After a long and hard week, sometimes you just need to get away from the city. It can feel as if the buildings are closing in on you, and all you want to do is escape. Luckily, there are a lot of great spots for hiking near Boston.
Besides hiking near Boston, another option to de-stress is to visit some of the lovely parks in this great city. You’ll find quite a few stunning parks where you can unwind in many of Boston’s great neighborhoods. Spending just 15 minutes a day in a spot of nature will do wonders for your sanity. Lower the barriers to getting outside by choosing to live close to parks and green spaces. Blueground offers stunning apartments in many of Boston’s best neighborhoods, quite a few of which boast stunning parks. All the properties are smartly decorated, completely furnished, and fully equipped, so you can move with little hassle.
One of the amazing things about hiking near Boston is that many of the trails are a path into history, just like the Battle Road Trail. When walking this stunning path that winds through riverside wetlands and forests, you’d never guess that it was the site where the American Revolutions first shots were fired or of Paul Revere’s historic ride.
As you walk the trail, you’ll be taking the same route the Minutemen followed when they went from Lexington Green, where they had their first encounter with British troops, to the Concord Bridge battle.
The latter is the site where mere farmers with few weapons succeeded in holding off the British. The British were, therefore, unable to seize the weapons the Colonists had stockpiled.
The route is five miles long and dotted with historic markers, which are definitely worth reading. You can also enjoy a great multimedia presentation at the visitors’ center. Also, make sure to check out Hartwell Tavern for a stunning look into the past. The trail is open throughout the year, but the center is only open from April to October.
South of Boston, you’ll find a stunning reservation that spans 7,000 acres and surrounds the 22 Blue Hills. Climbing to the summit of Great Blue Hill, which is the highest of the hills at 635 feet, will allow you to see stunning views of the metropolitan area.
The reservation offers a wide range of options for hiking near Boston. After all, you have 125 miles of trails to pick from. Some of the trails lead to various sites of archaeologic interest. Thus, there are sites with old quarries, with traces of farms, and even with evidence of Native Americans. It also features some beautiful natural habitats that you shouldn’t miss. You can check out marshes, ponds, or swamps, or you can hike through meadows, lowland and highland forests. You can even see an Atlantic white cedar bog.
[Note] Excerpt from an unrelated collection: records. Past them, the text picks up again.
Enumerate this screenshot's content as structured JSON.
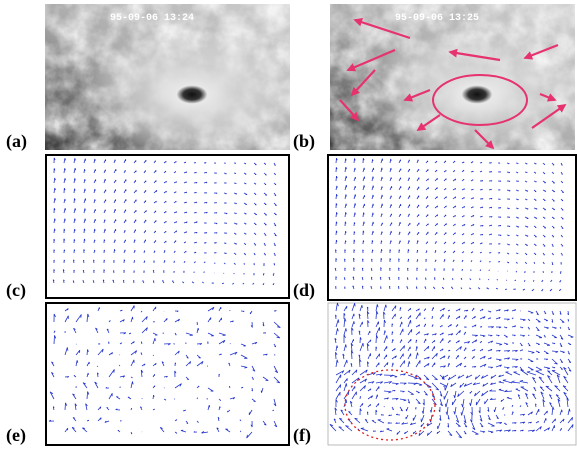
{
  "panels": [
    {
      "label": "(a)",
      "timestamp": "95-09-06 13:24"
    },
    {
      "label": "(b)",
      "timestamp": "95-09-06 13:25"
    },
    {
      "label": "(c)"
    },
    {
      "label": "(d)"
    },
    {
      "label": "(e)"
    },
    {
      "label": "(f)"
    }
  ]
}
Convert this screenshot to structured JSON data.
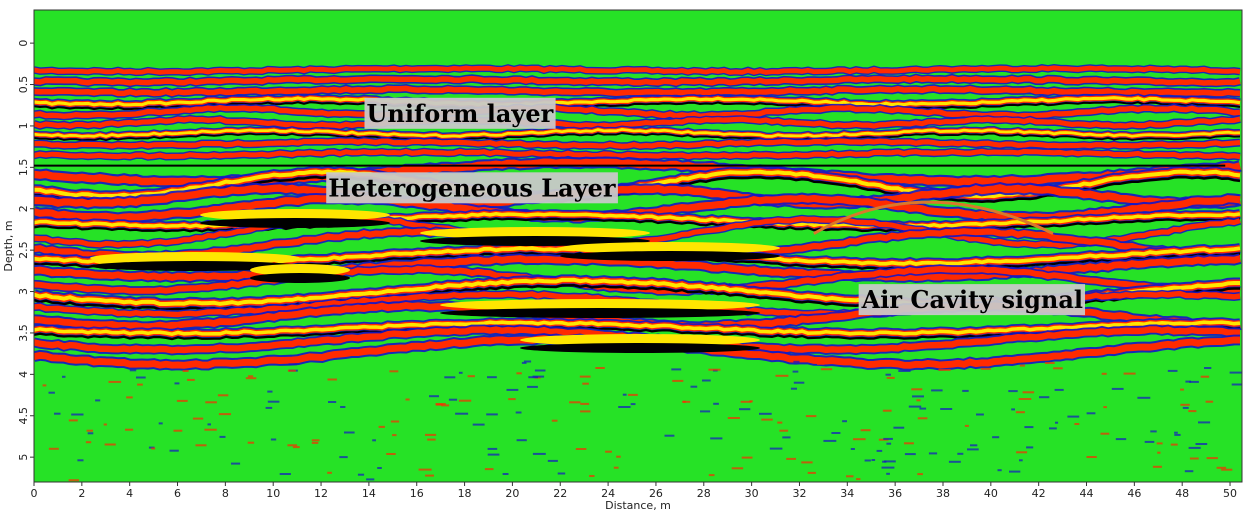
{
  "chart_data": {
    "type": "heatmap",
    "title": "",
    "xlabel": "Distance, m",
    "ylabel": "Depth, m",
    "xlim": [
      0,
      50.5
    ],
    "ylim": [
      -0.4,
      5.3
    ],
    "x_ticks": [
      0,
      2,
      4,
      6,
      8,
      10,
      12,
      14,
      16,
      18,
      20,
      22,
      24,
      26,
      28,
      30,
      32,
      34,
      36,
      38,
      40,
      42,
      44,
      46,
      48,
      50
    ],
    "y_ticks": [
      0,
      0.5,
      1,
      1.5,
      2,
      2.5,
      3,
      3.5,
      4,
      4.5,
      5
    ],
    "y_tick_labels": [
      "0",
      "0.5",
      "1",
      "1.5",
      "2",
      "2.5",
      "3",
      "3.5",
      "4",
      "4.5",
      "5"
    ],
    "colormap": [
      "#1515c8",
      "#26e226",
      "#ff2a00",
      "#ffe600",
      "#ffffff",
      "#000000"
    ],
    "boundary_depth": 1.48,
    "annotations": [
      {
        "text": "Uniform layer",
        "x": 13.9,
        "y": 0.95
      },
      {
        "text": "Heterogeneous Layer",
        "x": 12.3,
        "y": 1.85
      },
      {
        "text": "Air Cavity signal",
        "x": 34.6,
        "y": 3.2
      }
    ],
    "cavity_hyperbola": {
      "apex_x": 37.2,
      "apex_y": 1.9,
      "left_x": 32.6,
      "right_x": 42.6,
      "limb_y": 2.3
    }
  }
}
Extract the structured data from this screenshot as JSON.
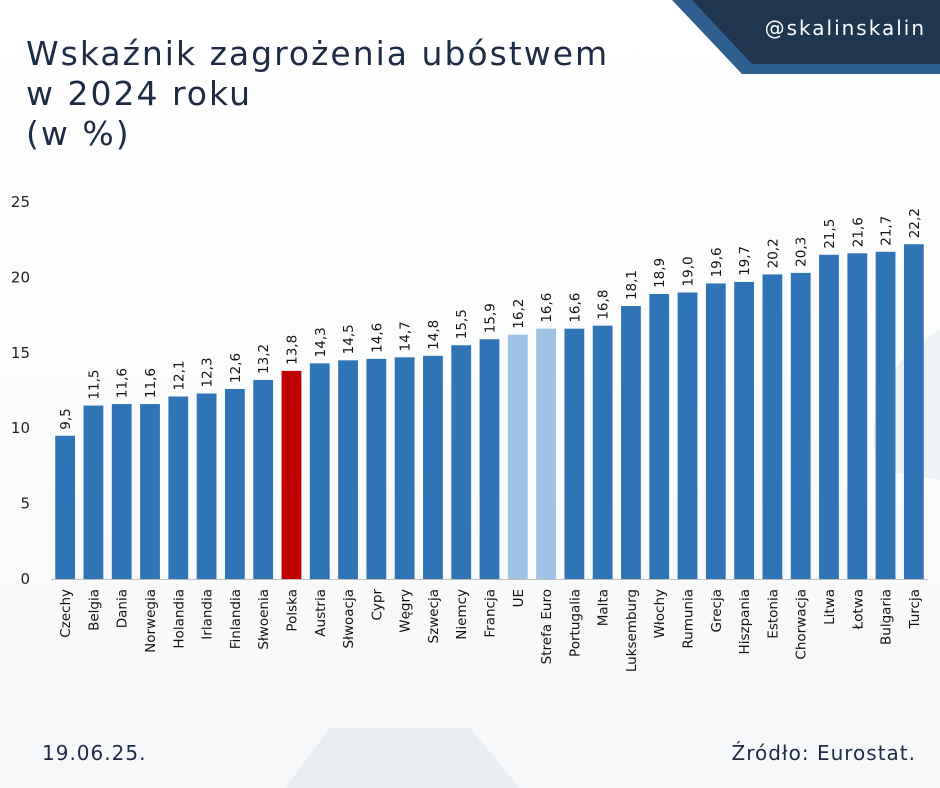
{
  "header": {
    "title_lines": [
      "Wskaźnik zagrożenia ubóstwem",
      "w 2024 roku",
      "(w %)"
    ],
    "handle": "@skalinskalin"
  },
  "footer": {
    "date": "19.06.25.",
    "source": "Źródło: Eurostat."
  },
  "colors": {
    "bar_default": "#2f75b5",
    "bar_highlight": "#c00000",
    "bar_aggregate": "#9dc3e6",
    "banner_dark": "#1f3650",
    "banner_accent": "#2e5f8f",
    "title_text": "#1d2b45"
  },
  "chart_data": {
    "type": "bar",
    "title": "Wskaźnik zagrożenia ubóstwem w 2024 roku (w %)",
    "xlabel": "",
    "ylabel": "",
    "ylim": [
      0,
      25
    ],
    "yticks": [
      0,
      5,
      10,
      15,
      20,
      25
    ],
    "grid": false,
    "legend": "none",
    "categories": [
      "Czechy",
      "Belgia",
      "Dania",
      "Norwegia",
      "Holandia",
      "Irlandia",
      "Finlandia",
      "Słwoenia",
      "Polska",
      "Austria",
      "Słwoacja",
      "Cypr",
      "Węgry",
      "Szwecja",
      "Niemcy",
      "Francja",
      "UE",
      "Strefa Euro",
      "Portugalia",
      "Malta",
      "Luksemburg",
      "Włochy",
      "Rumunia",
      "Grecja",
      "Hiszpania",
      "Estonia",
      "Chorwacja",
      "Litwa",
      "Łotwa",
      "Bulgaria",
      "Turcja"
    ],
    "values": [
      9.5,
      11.5,
      11.6,
      11.6,
      12.1,
      12.3,
      12.6,
      13.2,
      13.8,
      14.3,
      14.5,
      14.6,
      14.7,
      14.8,
      15.5,
      15.9,
      16.2,
      16.6,
      16.6,
      16.8,
      18.1,
      18.9,
      19.0,
      19.6,
      19.7,
      20.2,
      20.3,
      21.5,
      21.6,
      21.7,
      22.2
    ],
    "value_labels": [
      "9,5",
      "11,5",
      "11,6",
      "11,6",
      "12,1",
      "12,3",
      "12,6",
      "13,2",
      "13,8",
      "14,3",
      "14,5",
      "14,6",
      "14,7",
      "14,8",
      "15,5",
      "15,9",
      "16,2",
      "16,6",
      "16,6",
      "16,8",
      "18,1",
      "18,9",
      "19,0",
      "19,6",
      "19,7",
      "20,2",
      "20,3",
      "21,5",
      "21,6",
      "21,7",
      "22,2"
    ],
    "highlight": {
      "Polska": "highlight",
      "UE": "aggregate",
      "Strefa Euro": "aggregate"
    }
  }
}
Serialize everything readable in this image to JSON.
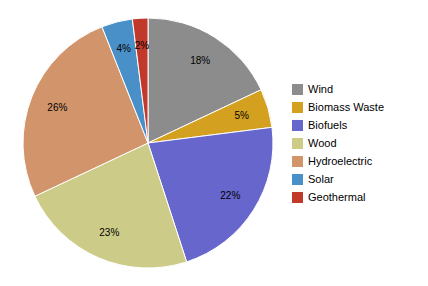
{
  "chart_data": {
    "type": "pie",
    "categories": [
      "Wind",
      "Biomass Waste",
      "Biofuels",
      "Wood",
      "Hydroelectric",
      "Solar",
      "Geothermal"
    ],
    "values": [
      18,
      5,
      22,
      23,
      26,
      4,
      2
    ],
    "value_labels": [
      "18%",
      "5%",
      "22%",
      "23%",
      "26%",
      "4%",
      "2%"
    ],
    "colors": [
      "#8C8C8C",
      "#D4A020",
      "#6666CC",
      "#CCCC88",
      "#D2956B",
      "#4A90C8",
      "#C0392B"
    ],
    "data_labels": true,
    "legend": "right"
  }
}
You can pick up maps from the Blue Hill Reservation headquarters and the rangers will be happy to suggest routes. Don’t forget to check out the Blue Hills Observatory and Science Center and the Blue Hills Trailside Museum.
Though the name might sound like you’ve somehow ended up in a Pirates of the Caribbean movie, we guarantee that you’re still near Boston. Located on the south shore approximately 15 miles from Boston, World’s End is great for everyone, regardless of what you enjoy doing. There’s cross-country skiing, hiking, kayaking, snowshoeing, canoeing, horseback riding, birding, and mountain biking.
World’s End features stunning hills, known as drumlins, that were left behind when the glaciers retreated. The process cleaned the granite ledges, exposing them to the world. They are now covered in cedar and blueberry bushes.
The trails wind around saltwater marshes and go throw beautiful meadows and woodlands. There are even tree-lined carriage lanes designed by Frederick Law Olmsted. Another great thing about World’s End is that you can take your furry best friend with you. While you have to keep your dog on a leash at all times, it still makes for a great alternative to the many dog parks in Boston. Plus, you won’t have to worry about leaving your pooch at home.
Popular with the locals but not that well-known among the rest of the populace, Breakheart Reservation is an amazing spot. It’s located along a more wild portion of the Saugus River north of Boston and offers some beautiful trails. The reservation features a massive hardwood forest, seven hills, two lakes, and much more. The trails circle the lakes, follow the river, and create loops around the reservation.
Bird watchers often line the banks of the river. In summer, the reservation can be a little crowded as people gather on the beaches of the lakes for swimming. However, the trails are usually quiet, even at the peak of the season.
Mount Wachusett is perfect for some serious hiking and for developing great glutes and quads. At 2,006 feet, it’s the tallest mountain in the vicinity of Boston. In winter, skiers invade the mountain, while the summer sees hikers getting their exercises.
On a clear day, you can see as far as New Hampshire’s Mount Monadnock, western Massachusetts’ Berkshires, and Boston’s skyline.
If climbing the mountain seems a little daunting, you can check out the 3,000-acre reservation surrounding it. The Wachusett Mountain State Reservation has forests, ponds, fields, streams, and much more. You can explore all this while walking or hiking along the 17 miles of trails.